Here’s a Thanksgiving essay of mine that appeared in Newsday:
Brody: Ready, set, Thank You!
November 22, 2011 by BOB BRODY /
I never thanked my 10th-grade English teacher for getting me interested in literature. I also never thanked my first boss for hiring me for my first job out of college. Nor have I gone back to thank my first girlfriend for granting me, at age 12, my first romantic kiss.
With Thanksgiving here, of course, we’re all on board with the tradition of expressing gratitude. We may clasp our hands in prayer and offer words of thanks to God. We may each take a turn at the dinner table to reveal the reasons why we’re so thankful this year, praising our families, friends and colleagues while acknowledging appreciation for our health, our jobs and just being alive.
As in: Thank you for being my wife and the mother of our children, and especially for making our family your top priority.
As in: Thank you for being my friend, particularly for taking me out to lunch in 2007 because you knew I felt low and listening to me complain about my job for an hour.
We instinctively recognize gratitude to be a force for good. Ancient Greek and Roman philosophers cited gratitude as an important virtue. Studies at the universities of Utah and Michigan show it’s healthy both to show and to receive gratitude — the heart and brain appear to function more harmoniously.
Yet all too many of us have limited our use of the words “thank you.” We mistakenly assume all the people we care most about already know full well that we appreciate everything they’ve done. We suffer from a gratitude deficit.
As it happens, last Thanksgiving I launched a personal project to correct the record once and for all. I vowed to personally thank, at least once a week for the next year, someone to whom I felt I owed gratitude.
To start small, I approached my favorite doorman to thank him for taking such good care of our family over the decades. He placed his hand near his heart and thanked me right back for being among his favorite tenants. We hugged each other right there in the lobby.
More ambitiously, I called a former boss of mine to thank her for all her guidance over the years, but especially for refusing to hold a grudge against me after she gave me a big raise and I responded — with egregious ingratitude — “I thought we could do better.” Unable to get her on the line, I left her a voice mail, but never heard back. I’m convinced she dismissed my well-intentioned overture as a misguided prank.

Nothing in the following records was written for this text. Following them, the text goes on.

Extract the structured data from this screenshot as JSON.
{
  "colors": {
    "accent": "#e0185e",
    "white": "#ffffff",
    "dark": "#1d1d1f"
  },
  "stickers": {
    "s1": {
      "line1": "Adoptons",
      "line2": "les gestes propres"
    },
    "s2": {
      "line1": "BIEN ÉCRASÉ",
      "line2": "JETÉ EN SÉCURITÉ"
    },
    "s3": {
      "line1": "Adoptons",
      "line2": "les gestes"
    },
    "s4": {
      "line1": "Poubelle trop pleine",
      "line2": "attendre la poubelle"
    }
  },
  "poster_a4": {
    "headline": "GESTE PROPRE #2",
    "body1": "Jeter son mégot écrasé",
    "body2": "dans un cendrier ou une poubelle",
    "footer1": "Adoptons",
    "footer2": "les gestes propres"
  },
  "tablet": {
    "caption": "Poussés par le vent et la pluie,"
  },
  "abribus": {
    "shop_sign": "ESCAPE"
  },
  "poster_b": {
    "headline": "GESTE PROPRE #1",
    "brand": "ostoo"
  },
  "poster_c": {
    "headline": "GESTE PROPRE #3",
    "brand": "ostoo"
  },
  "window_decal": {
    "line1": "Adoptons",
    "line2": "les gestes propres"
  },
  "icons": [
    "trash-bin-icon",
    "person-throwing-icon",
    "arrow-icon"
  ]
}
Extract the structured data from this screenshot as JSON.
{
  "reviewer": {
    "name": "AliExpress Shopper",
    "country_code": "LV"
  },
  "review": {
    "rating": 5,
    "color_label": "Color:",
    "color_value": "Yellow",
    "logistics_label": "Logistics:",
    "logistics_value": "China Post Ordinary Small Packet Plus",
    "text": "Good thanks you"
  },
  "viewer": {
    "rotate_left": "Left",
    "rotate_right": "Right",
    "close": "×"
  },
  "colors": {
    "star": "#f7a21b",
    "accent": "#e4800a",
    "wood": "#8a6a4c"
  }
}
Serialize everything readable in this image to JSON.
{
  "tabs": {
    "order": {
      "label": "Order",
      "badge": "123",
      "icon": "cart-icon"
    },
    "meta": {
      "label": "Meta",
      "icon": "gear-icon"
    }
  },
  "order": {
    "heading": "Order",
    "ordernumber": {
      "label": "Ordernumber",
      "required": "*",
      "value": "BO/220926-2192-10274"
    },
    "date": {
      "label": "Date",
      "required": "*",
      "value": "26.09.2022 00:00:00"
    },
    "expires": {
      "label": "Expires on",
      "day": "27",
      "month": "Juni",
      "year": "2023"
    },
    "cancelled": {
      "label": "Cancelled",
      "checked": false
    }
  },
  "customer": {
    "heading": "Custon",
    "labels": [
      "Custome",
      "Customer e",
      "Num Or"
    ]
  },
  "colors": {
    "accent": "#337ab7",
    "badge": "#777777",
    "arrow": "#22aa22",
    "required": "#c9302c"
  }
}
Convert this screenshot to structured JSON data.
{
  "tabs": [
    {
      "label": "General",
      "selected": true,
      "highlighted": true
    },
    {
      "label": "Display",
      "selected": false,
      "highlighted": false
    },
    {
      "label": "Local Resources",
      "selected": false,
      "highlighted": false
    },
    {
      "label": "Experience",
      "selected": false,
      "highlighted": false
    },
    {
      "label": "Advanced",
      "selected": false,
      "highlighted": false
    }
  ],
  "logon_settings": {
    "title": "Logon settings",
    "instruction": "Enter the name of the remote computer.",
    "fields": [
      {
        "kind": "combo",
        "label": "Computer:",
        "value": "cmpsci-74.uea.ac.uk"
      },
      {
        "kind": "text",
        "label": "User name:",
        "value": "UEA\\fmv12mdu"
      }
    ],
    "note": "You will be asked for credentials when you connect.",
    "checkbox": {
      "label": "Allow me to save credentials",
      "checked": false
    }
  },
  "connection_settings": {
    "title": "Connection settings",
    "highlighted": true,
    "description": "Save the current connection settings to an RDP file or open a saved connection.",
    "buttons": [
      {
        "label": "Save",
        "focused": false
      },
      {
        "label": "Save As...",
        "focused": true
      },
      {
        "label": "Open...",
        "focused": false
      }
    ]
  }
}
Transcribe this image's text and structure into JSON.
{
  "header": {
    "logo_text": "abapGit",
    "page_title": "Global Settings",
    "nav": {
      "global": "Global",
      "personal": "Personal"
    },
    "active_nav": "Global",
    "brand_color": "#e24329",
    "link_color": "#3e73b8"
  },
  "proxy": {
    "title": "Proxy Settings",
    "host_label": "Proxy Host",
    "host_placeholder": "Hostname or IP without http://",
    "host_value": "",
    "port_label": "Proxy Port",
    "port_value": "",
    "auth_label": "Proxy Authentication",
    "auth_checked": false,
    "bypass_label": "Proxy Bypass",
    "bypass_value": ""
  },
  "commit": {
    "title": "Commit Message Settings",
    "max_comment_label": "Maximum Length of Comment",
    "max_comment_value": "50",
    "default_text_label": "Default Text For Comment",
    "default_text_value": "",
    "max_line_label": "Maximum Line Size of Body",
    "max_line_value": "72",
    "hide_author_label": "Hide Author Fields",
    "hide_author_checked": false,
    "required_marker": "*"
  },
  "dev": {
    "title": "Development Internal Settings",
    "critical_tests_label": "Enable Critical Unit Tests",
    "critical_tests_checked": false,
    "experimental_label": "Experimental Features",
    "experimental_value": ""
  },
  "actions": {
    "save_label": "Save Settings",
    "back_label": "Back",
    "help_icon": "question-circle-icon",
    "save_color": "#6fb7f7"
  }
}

But quickly my little plan to acknowledge everyone deserving of thanks ran out of gas. Life intervened — job, family, television, sleep; you know the drill — and suddenly I lacked enough time to follow through. And so even though I got around to thanking some more people — my Uncle Leonard, my pal Al, my colleague Brian — many more figures in my life, major and minor alike, wound up decidedly unthanked.
Today, however, I hereby renew my pledge. I’m going to track down all those special someones to deliver my special thank-yous. Once again my purpose is simply to do right by people who have meant the most to me — and yes, to clear my conscience over my previous failure to do so. After all, sometimes by going back, we can better move ahead.
Suppose everyone on the planet made a similar promise: a commitment to give people a heartfelt, highly specific thank-you. Parents and teachers would thus be duly honored. Friends and colleagues would feel forever connected. So would grandparents, coaches, customers and, for that matter, former girlfriends and boyfriends. This simple gesture — saying thank you, you matter to me — would promote a needed sense of belonging, a welcome spirit of unity.
And so I propose a public-service campaign. We could recruit celebrity spokespeople talented at expressing gratitude — Steven Spielberg comes to mind; his “Saving Private Ryan” and “Schindler’s List” are strong in depicting gratitude. Enlist Miss Manners to issue guidelines about following the right etiquette. Stage thank-you free-for-alls in communities nationwide. Hold contests to determine who is thanked the most and who has thanked the best. We could call it all The Big Thank You.
Just imagine the ripple effect that would result. Think of how much it could mean to those doing the thanking and those getting thanked. With all that thanking going on, maybe we would learn to treat each other better, behaving more kindly and generously, than we do now.
Let’s try to make every day of the year feel like Thanksgiving.
Bob Brody, a public-relations executive and essayist in Forest Hills, blogs at letterstomykids.org.